After six and a half years of longing for a baby, the Father gave us two. Two precious, perfect little lives. I love my boys so much. They’ve made my heart and life feel so full.
But during those six and a half years when we hoped and longed and pined for a child, I thought that the terrible, life-sucking emptiness I felt would all be better if I could just have one baby. Now I have two babies to love. But already I’ve felt the longing for more enter my heart. Baby longing. It came so quickly, so unexpectedly.
Why is contentment so hard to achieve? Why is it, that with these two little five-month-olds clinging to me, I still feel the most desperate sense of longing?

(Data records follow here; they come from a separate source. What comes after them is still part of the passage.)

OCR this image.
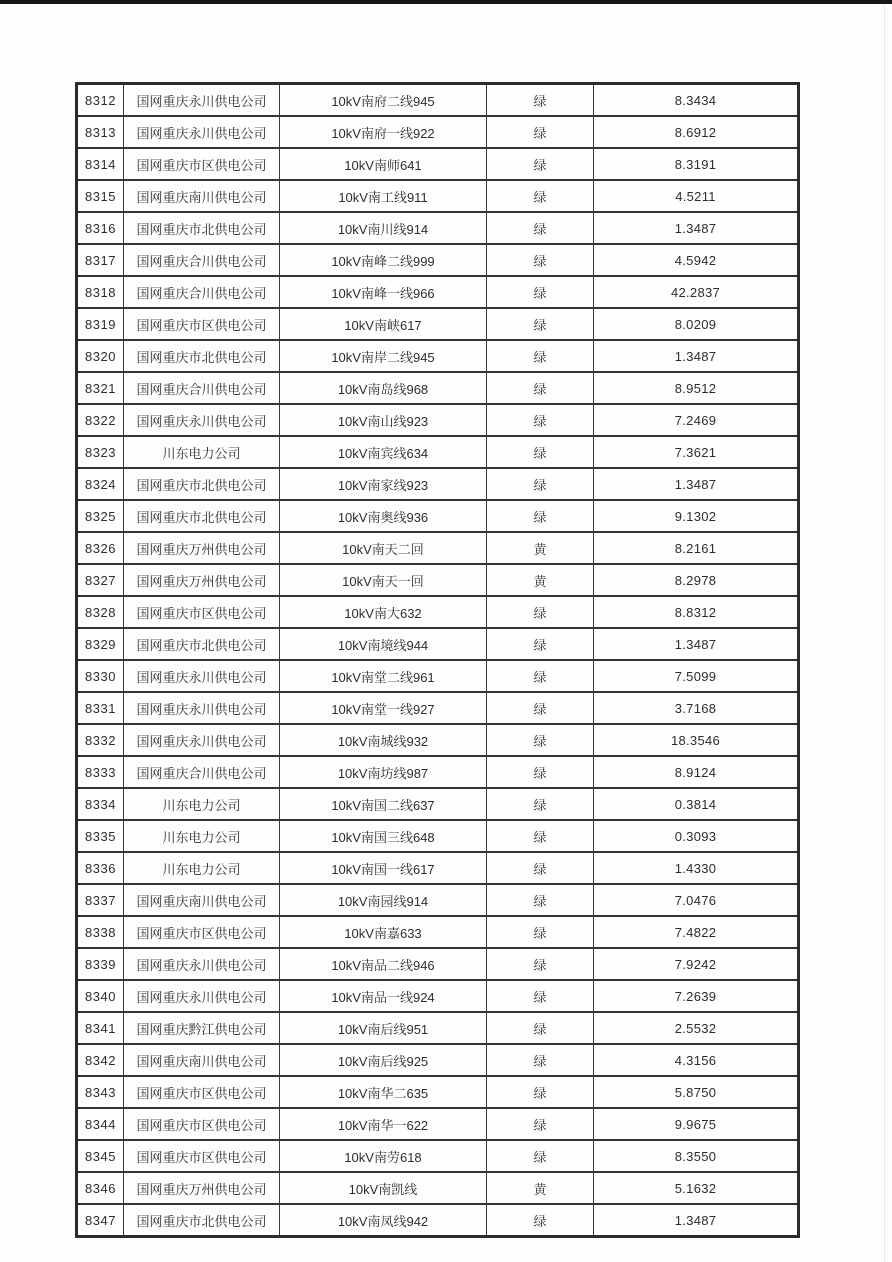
8312	国网重庆永川供电公司	10kV南府二线945	绿	8.3434
8313	国网重庆永川供电公司	10kV南府一线922	绿	8.6912
8314	国网重庆市区供电公司	10kV南师641	绿	8.3191
8315	国网重庆南川供电公司	10kV南工线911	绿	4.5211
8316	国网重庆市北供电公司	10kV南川线914	绿	1.3487
8317	国网重庆合川供电公司	10kV南峰二线999	绿	4.5942
8318	国网重庆合川供电公司	10kV南峰一线966	绿	42.2837
8319	国网重庆市区供电公司	10kV南峡617	绿	8.0209
8320	国网重庆市北供电公司	10kV南岸二线945	绿	1.3487
8321	国网重庆合川供电公司	10kV南岛线968	绿	8.9512
8322	国网重庆永川供电公司	10kV南山线923	绿	7.2469
8323	川东电力公司	10kV南宾线634	绿	7.3621
8324	国网重庆市北供电公司	10kV南家线923	绿	1.3487
8325	国网重庆市北供电公司	10kV南奥线936	绿	9.1302
8326	国网重庆万州供电公司	10kV南天二回	黄	8.2161
8327	国网重庆万州供电公司	10kV南天一回	黄	8.2978
8328	国网重庆市区供电公司	10kV南大632	绿	8.8312
8329	国网重庆市北供电公司	10kV南境线944	绿	1.3487
8330	国网重庆永川供电公司	10kV南堂二线961	绿	7.5099
8331	国网重庆永川供电公司	10kV南堂一线927	绿	3.7168
8332	国网重庆永川供电公司	10kV南城线932	绿	18.3546
8333	国网重庆合川供电公司	10kV南坊线987	绿	8.9124
8334	川东电力公司	10kV南国二线637	绿	0.3814
8335	川东电力公司	10kV南国三线648	绿	0.3093
8336	川东电力公司	10kV南国一线617	绿	1.4330
8337	国网重庆南川供电公司	10kV南园线914	绿	7.0476
8338	国网重庆市区供电公司	10kV南嘉633	绿	7.4822
8339	国网重庆永川供电公司	10kV南品二线946	绿	7.9242
8340	国网重庆永川供电公司	10kV南品一线924	绿	7.2639
8341	国网重庆黔江供电公司	10kV南后线951	绿	2.5532
8342	国网重庆南川供电公司	10kV南后线925	绿	4.3156
8343	国网重庆市区供电公司	10kV南华二635	绿	5.8750
8344	国网重庆市区供电公司	10kV南华一622	绿	9.9675
8345	国网重庆市区供电公司	10kV南劳618	绿	8.3550
8346	国网重庆万州供电公司	10kV南凯线	黄	5.1632
8347	国网重庆市北供电公司	10kV南凤线942	绿	1.3487
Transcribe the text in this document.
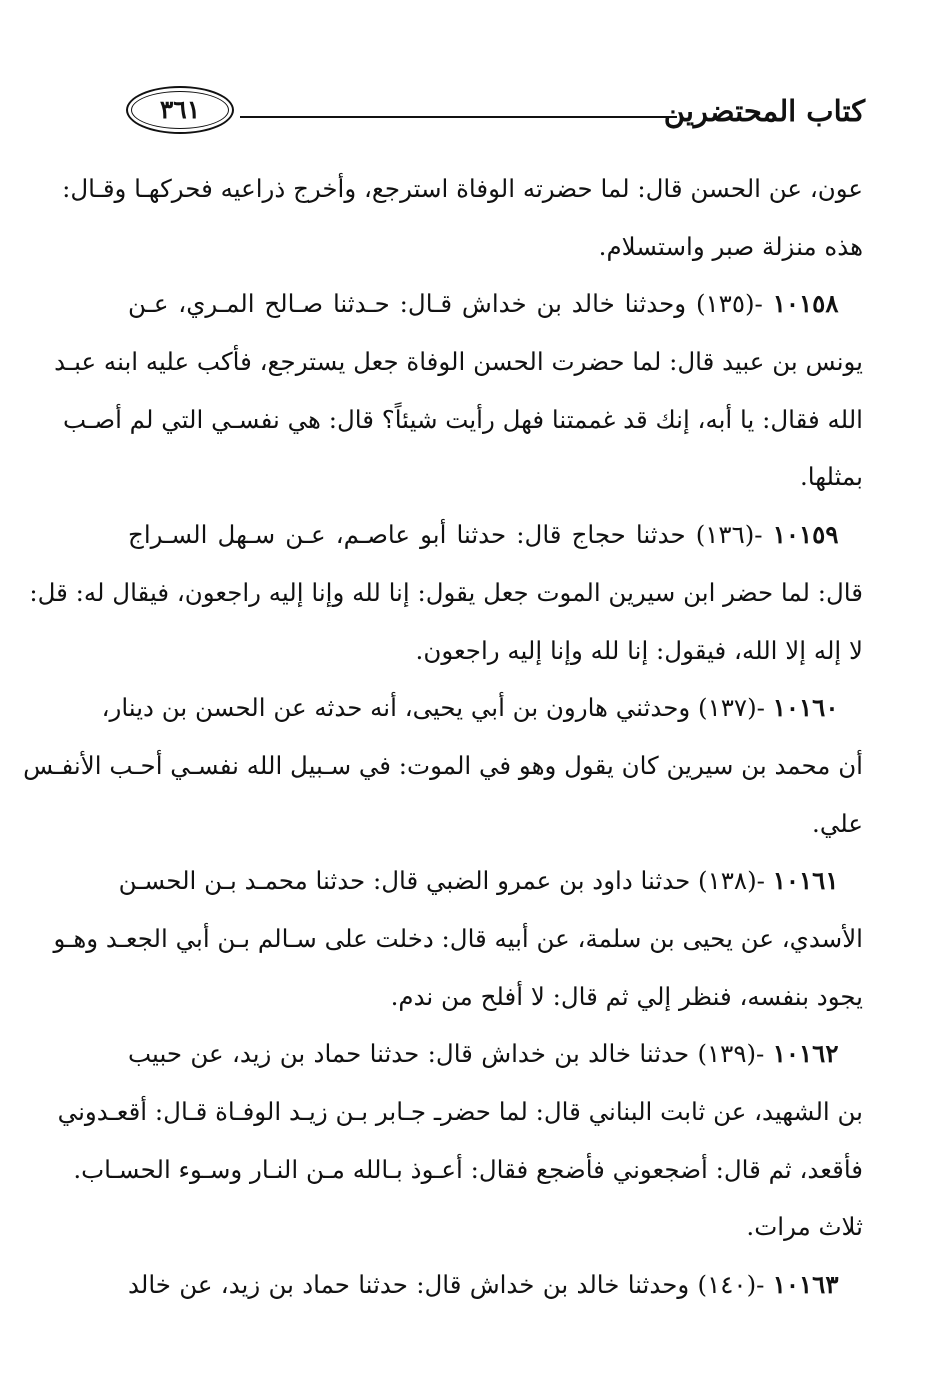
كتاب المحتضرين
٣٦١
عون، عن الحسن قال: لما حضرته الوفاة استرجع، وأخرج ذراعيه فحركهـا وقـال:
هذه منزلة صبر واستسلام.
 ١٠١٥٨ -(١٣٥) وحدثنا خالد بن خداش قـال: حـدثنا صـالح المـري، عـن
يونس بن عبيد قال: لما حضرت الحسن الوفاة جعل يسترجع، فأكب عليه ابنه عبـد
الله فقال: يا أبه، إنك قد غممتنا فهل رأيت شيئاً؟ قال: هي نفسـي التي لم أصـب
بمثلها.
 ١٠١٥٩ -(١٣٦) حدثنا حجاج قال: حدثنا أبو عاصـم، عـن سـهل السـراج
قال: لما حضر ابن سيرين الموت جعل يقول: إنا لله وإنا إليه راجعون، فيقال له: قل:
لا إله إلا الله، فيقول: إنا لله وإنا إليه راجعون.
 ١٠١٦٠ -(١٣٧) وحدثني هارون بن أبي يحيى، أنه حدثه عن الحسن بن دينار،
أن محمد بن سيرين كان يقول وهو في الموت: في سـبيل الله نفسـي أحـب الأنفـس
علي.
 ١٠١٦١ -(١٣٨) حدثنا داود بن عمرو الضبي قال: حدثنا محمـد بـن الحسـن
الأسدي، عن يحيى بن سلمة، عن أبيه قال: دخلت على سـالم بـن أبي الجعـد وهـو
يجود بنفسه، فنظر إلي ثم قال: لا أفلح من ندم.
 ١٠١٦٢ -(١٣٩) حدثنا خالد بن خداش قال: حدثنا حماد بن زيد، عن حبيب
بن الشهيد، عن ثابت البناني قال: لما حضرـ جـابر بـن زيـد الوفـاة قـال: أقعـدوني
فأقعد، ثم قال: أضجعوني فأضجع فقال: أعـوذ بـالله مـن النـار وسـوء الحسـاب.
ثلاث مرات.
 ١٠١٦٣ -(١٤٠) وحدثنا خالد بن خداش قال: حدثنا حماد بن زيد، عن خالد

It’s a fearful sort of longing. Wanting more babies, knowing I may never have them. Knowing we lost two. Two precious lives that I love so deeply, two precious lives that I’ll never hold on this earth. Knowing we have two still frozen, frozen and waiting in uncertainty and expectancy. Loving the two I already have, longing for the two that are lost and the two that are in suspended life.
Do love and longing always go together? If I didn’t love these babies I have now so much, would I long so much for more?
Or perhaps, longing is really the opposite of love. Perhaps if I were more full of love—love for my two babies that are with me here and now, love for my husband, love for the God who gave these three to me—perhaps then this longing for more wouldn’t feel so severe.
Much as I’d like to think that longing is the result or equivalent of love, my heart tells me the opposite. My heart tells me that all the energy I put into longing, that energy ought instead to be put into loving. Love is an investment. It brightens my own heart, and brings health and joy to myself and those around me. Longing really seems to be the opposite, doesn’t it? Is longing really more than a common thief, robbing me of the contentment I ought to have in God and the wonderful gifts he has given me?
The Father has commanded contentment, in Him. All else might be lost, but we are to be joyful in His salvation. To long for Him. Is this the only true and worthy type of longing, after all? Longing for His kingdom to come and His will to be done?
Yet as September has turned into October and I’ve been thrown into a sea of wondrous memories of this time last year, and the newness of the lives I was carrying at the time, all I seem able to feel is this tearful longing for more.